‘Fintech’ a term which means ‘financial technology, is being used vastly and globally to express the development of the financial market with the help of technology. When financial transactions, loaning, debiting, investment, or any type of business is done technologically, it is called Fintech.
The term “financial technology,” is used to refer to cutting-edge technology that aims to enhance and automate the provision of financial services. Specialized software and algorithms are run on computers and smartphones. Fintech is used to help businesses, company owners, and individuals to manage their financial operations, processes, and lives in a better way.
As the fintech sector has expanded, so have worries about cybersecurity. Fintech infrastructure has become more vulnerable and a target for cybercriminals because of the enormous rise of fintech businesses and marketplaces on a global scale. Fortunately, technology is always improving to reduce current fraud risks and neutralize emerging threats.
Origin of the Term ‘Fintech’
The term “financial technology,” or fintech, is a blend of both. The word “fintech,” which first appeared in the 21st century, was initially used to refer to the technology used in the back-end systems of well-established financial institutions. However, since that time, there has been a change to more consumer-focused services and correspondingly, a more consumer-focused definition.
The Fintech Companies which apply technology in financial aspects are known as Fintech Companies and the services that they provide are called Fintech Services. They use many different types of Software and Applications to make this financial technology costumers friendly.
Before the advent of Fintech, customers would rely on traditional banking. But it was not new for us. It was around using some other form Virtually. As we all know bank services are necessary. Banks can never lose their existence. Only they changed their form and their way of working.
Benefits of Fintech
In the beginning, banks started using financial technology for investing their money. All their transaction work depended upon technology.
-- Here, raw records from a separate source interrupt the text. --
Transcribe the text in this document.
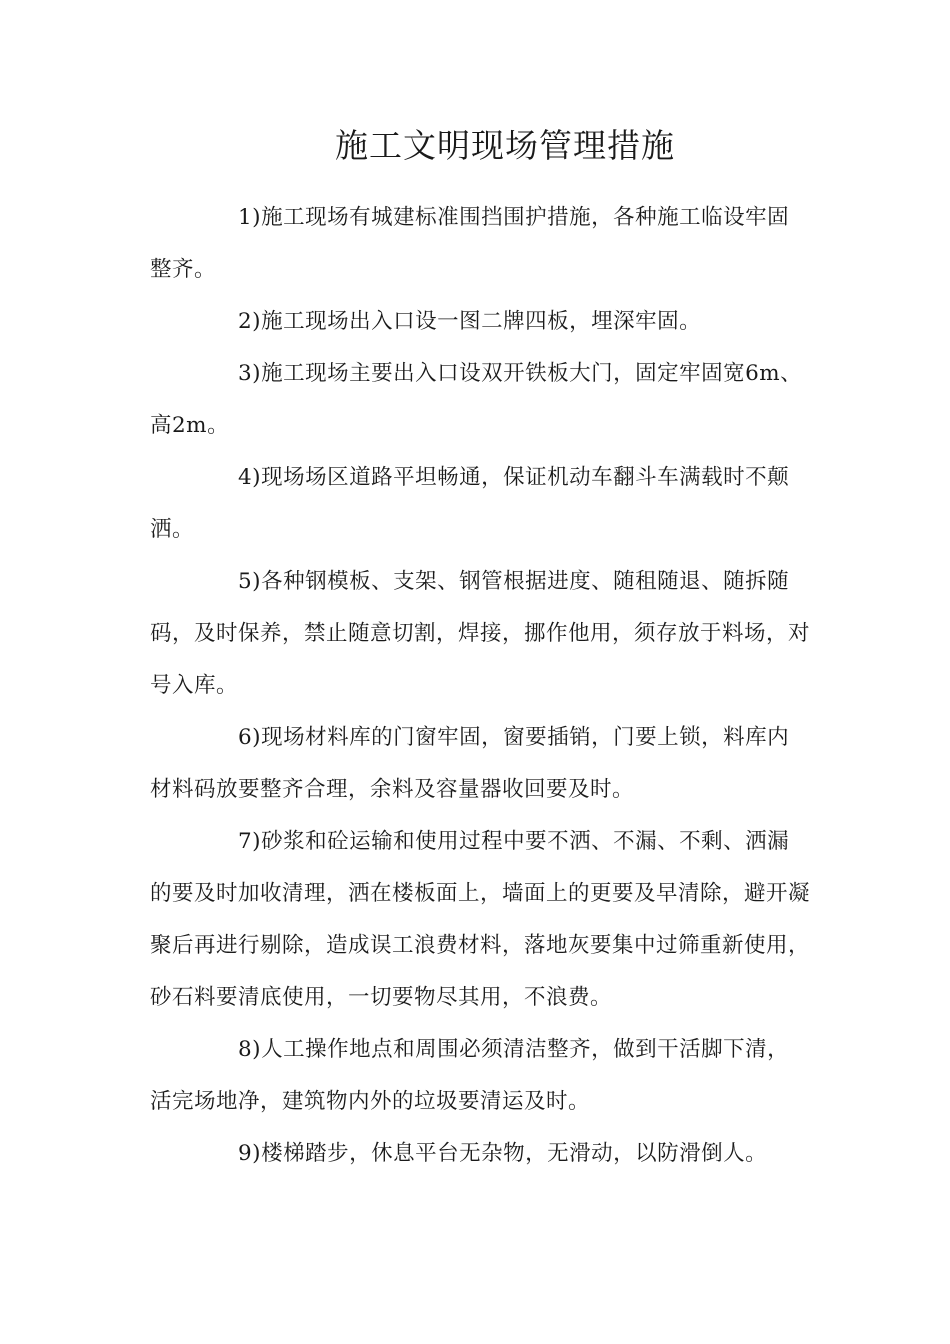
施工文明现场管理措施

1)施工现场有城建标准围挡围护措施，各种施工临设牢固整齐。

2)施工现场出入口设一图二牌四板，埋深牢固。

3)施工现场主要出入口设双开铁板大门，固定牢固宽6m、高2m。

4)现场场区道路平坦畅通，保证机动车翻斗车满载时不颠洒。

5)各种钢模板、支架、钢管根据进度、随租随退、随拆随码，及时保养，禁止随意切割，焊接，挪作他用，须存放于料场，对号入库。

6)现场材料库的门窗牢固，窗要插销，门要上锁，料库内材料码放要整齐合理，余料及容量器收回要及时。

7)砂浆和砼运输和使用过程中要不洒、不漏、不剩、洒漏的要及时加收清理，洒在楼板面上，墙面上的更要及早清除，避开凝聚后再进行剔除，造成误工浪费材料，落地灰要集中过筛重新使用，砂石料要清底使用，一切要物尽其用，不浪费。

8)人工操作地点和周围必须清洁整齐，做到干活脚下清，活完场地净，建筑物内外的垃圾要清运及时。

9)楼梯踏步，休息平台无杂物，无滑动，以防滑倒人。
Initially, technology played a limited role in the field of financial services provided by banks and financial institutions.
Financial service organizations previously provided a range of services under a single roof. The breadth of these services included everything from conventional banking operations to mortgage and trading services.
In its simplest form, fintech separates these services into standalone offerings. Fintech organizations can operate more efficiently and lower transaction costs by combining technology and simplified products.
But with the lapses of time, the Fintech companies developed leaps and bounds surprisingly. Financial services are being used in an emerging market where fintech companies are creating and claiming new segments in the existing global financial market.
They are trying to cater to an underserved customer base, by improving gradually the quality of financial products.
CGAP is aiming to bring clarity to the field with a focus on what matters for the poor to assist funders, providers, and regulators understand how fintech is growing and find new ideas.
The research has shown that, at the market level, technology-enabled disruptors are escalating competition for mass market consumers while dismantling vertically integrated value chains in the financial sector, potentially having significant ramifications for financial institutions and underserved consumers.
At the level of individual financial services, we observe a variety of new business models emerging among fintech, digital banks, and platforms that allow challengers and incumbents alike to put practical, approachable, less expensive solutions into the hands of underprivileged customers so they can use them to improve their lives.
This is true that Fintech is improving the lives of users but at the same time, they are disrupting the services in an emerging market. The banking industry which was in full swing was widely affected by Fintech Companies.
Online banking has changed the scenario. These fintech companies assure the customers of efficiency by using online strategies. The use of fintech companies in the banking sector started in 2008 when after the global recession employees lost their jobs.
They made a team with IT professionals and started creating Fintech Start-ups. As the trust in the traditional bank was shaken due to the economic crisis, the customers were excited to save and manage their money. Short-term borrowing became simple and easy with full efficiency.
- Customers can access loans in a very short period. Peer-to-Peer (P2P) lending became possible within no time.
- With the inclusion of technology in finance, banks had extensive access to consumer financial information.
- Banks were undoubtedly trying to adapt to the changing consumer expectations. Even after making so many efforts banking is still being disrupted by digital technology, new regulations, and increased competition.
Gradually Fintech or Financial Technology is becoming disruptive technology. Paytm, MobiKwik, GooglePay, and Oxigenwallets are some of the Fintech Companies which provide applications that are easily accessible on smartphones anytime and anywhere in comparison to banks.
There are a few main points to be considered about disruption by fintech in an emerging market.
- This disruption has brought some negative results despite making many positive effects.
- The process of disruption by fintech breaks or interrupts the normal course or continuation of many banking or marketing activities. This is true that Fintech is improving the lives of users but at the same time, they are disrupting the services in an emerging market.
- The negative effect of Fintech services is that they are proving to be a threat to the banking industry.
- The banks are forced to adopt the new technology or they have the risk to lose their customers.
- The metallurgical advancement which introduces coins as currency is also facing threat.
- The printing press that is engaged in printing paper money must be facing challenges.
The ATMs are losing charm because of less access to cash.
Tech firms are undoubtedly entering the banking industry directly providing different services. The positive results are taking the global market ahead with many choices, easy access, empowering the consumers, and providing incentives to change service providers. Fintech is shaping the future of the bank.